This Week’s Creature Feature … Disturbing the Groundhogs’ Peace

February 2 is halfway through winter, so what better time to gather with friends and neighbors to eat good food, drink heartily and look ahead to the coming spring?
    The Pennsylvania Dutch descendants of German immigrants did just that. Among the first celebrants of Groundhog Day, they partied hardy in Punxsutawney, Penn., as far back as 1887.
    This midway mark between winter solstice and spring equinox is a significant day in traditions far more ancient. The Celts celebrated it as Imbolc, a pagan festival marking the beginning of spring. As Christianity spread through Europe, Imbolc evolved into Candlemas, a feast commemorating the presentation of Jesus at the holy temple in Jerusalem.
    Some European Christians believed that a sunny Candlemas meant another 40 days of cold and snow. Germans developed their own take on the legend, pronouncing the day sunny only if badgers and other animals glimpsed their own shadows.

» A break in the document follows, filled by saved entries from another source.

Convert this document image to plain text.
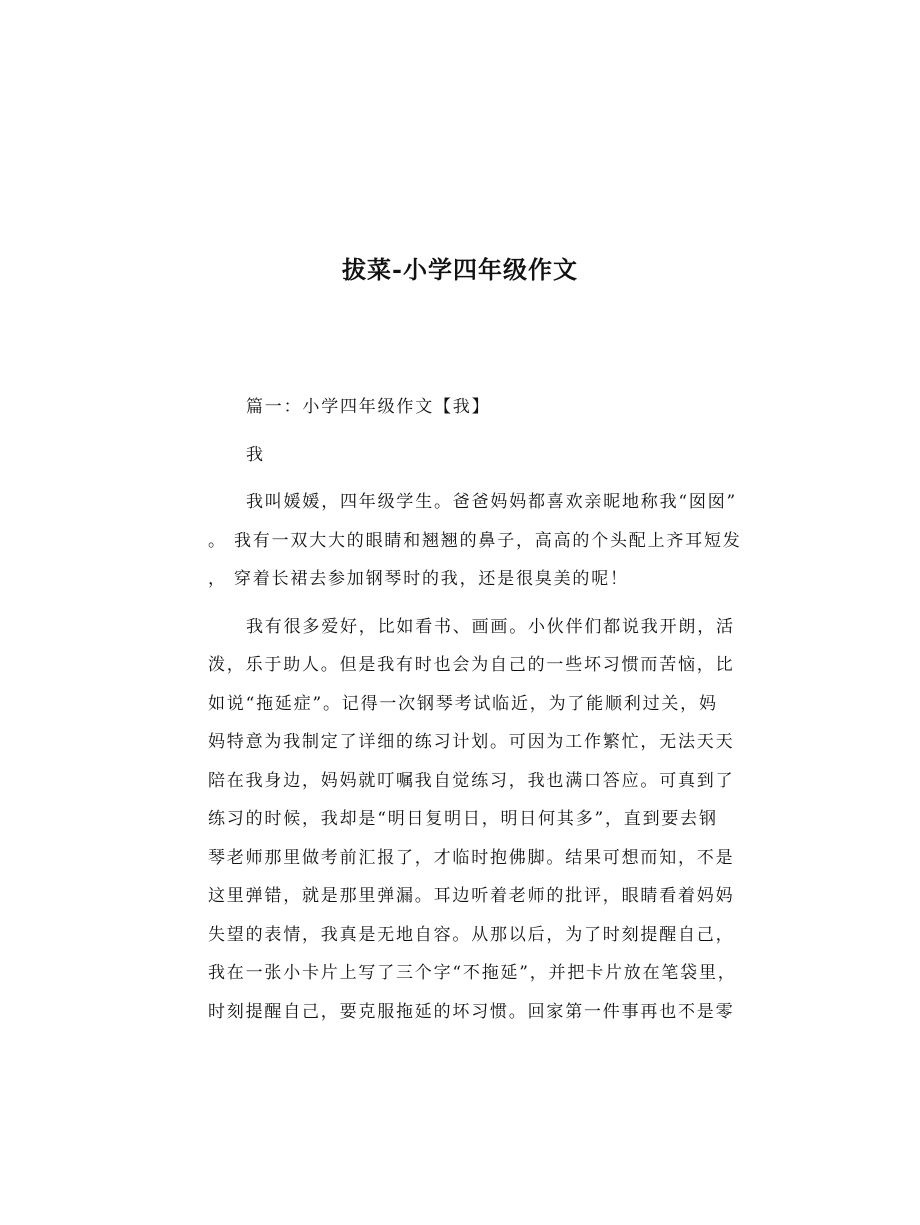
拔菜-小学四年级作文
篇一：小学四年级作文【我】
我
我叫媛媛，四年级学生。爸爸妈妈都喜欢亲昵地称我“囡囡”
。 我有一双大大的眼睛和翘翘的鼻子，高高的个头配上齐耳短发
， 穿着长裙去参加钢琴时的我，还是很臭美的呢！
我有很多爱好，比如看书、画画。小伙伴们都说我开朗，活
泼，乐于助人。但是我有时也会为自己的一些坏习惯而苦恼，比
如说“拖延症”。记得一次钢琴考试临近，为了能顺利过关，妈
妈特意为我制定了详细的练习计划。可因为工作繁忙，无法天天
陪在我身边，妈妈就叮嘱我自觉练习，我也满口答应。可真到了
练习的时候，我却是“明日复明日，明日何其多”，直到要去钢
琴老师那里做考前汇报了，才临时抱佛脚。结果可想而知，不是
这里弹错，就是那里弹漏。耳边听着老师的批评，眼睛看着妈妈
失望的表情，我真是无地自容。从那以后，为了时刻提醒自己，
我在一张小卡片上写了三个字“不拖延”，并把卡片放在笔袋里，
时刻提醒自己，要克服拖延的坏习惯。回家第一件事再也不是零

    When German immigrants settled Pennsylvania in the 18th and 19th centuries, they brought the custom with them, choosing the native groundhog as the annual forecaster.
    Regional scarcities of groundhogs have led to other unlikely substitutes in different parts of the country.
    While Punxsutawney Phil looks for his shadow in Pennsylvania, T-Boy will emerge from a hole at the Louisiana Swamp Exhibit at the Audubon Zoo to make his own prediction about the arrival of spring in New Orleans. T-Boy — whose name means little boy among Cajuns — is a nutria, a type of semiaquatic rodent best known hereabouts for damaging wetlands with its feeding habits.
    At the Houston Zoo, Penelope and Olivia, two Guinea hogs, a rare breed of pig, are expected to make a weather prediction by choosing between a blue ball, representing six more weeks of winter, and a beach ball, representing an early spring.
    Punxsutawney Phil has age and wisdom over these alternates. According to legend, he is more than 125 years old.
    “Groundhogs are true hibernators,” says Peter Jayne, Maryland Department of Natural Resources’ associate director for Game Management. But when a winter is mild, they go in and out of hibernation.
    When groundhogs wake up hungry, watch for them along the roadside, where they lick salt particles left over from snow and ice removal. Unfortunately, that temptation also contributes to their demise.
    Yet they are colonizing more of Maryland each year.
    “We don’t know why, but we’ve slowly seen them move into the lower Eastern Shore counties.” said Jayne. “Older people who have never seen them before are seeing them now.”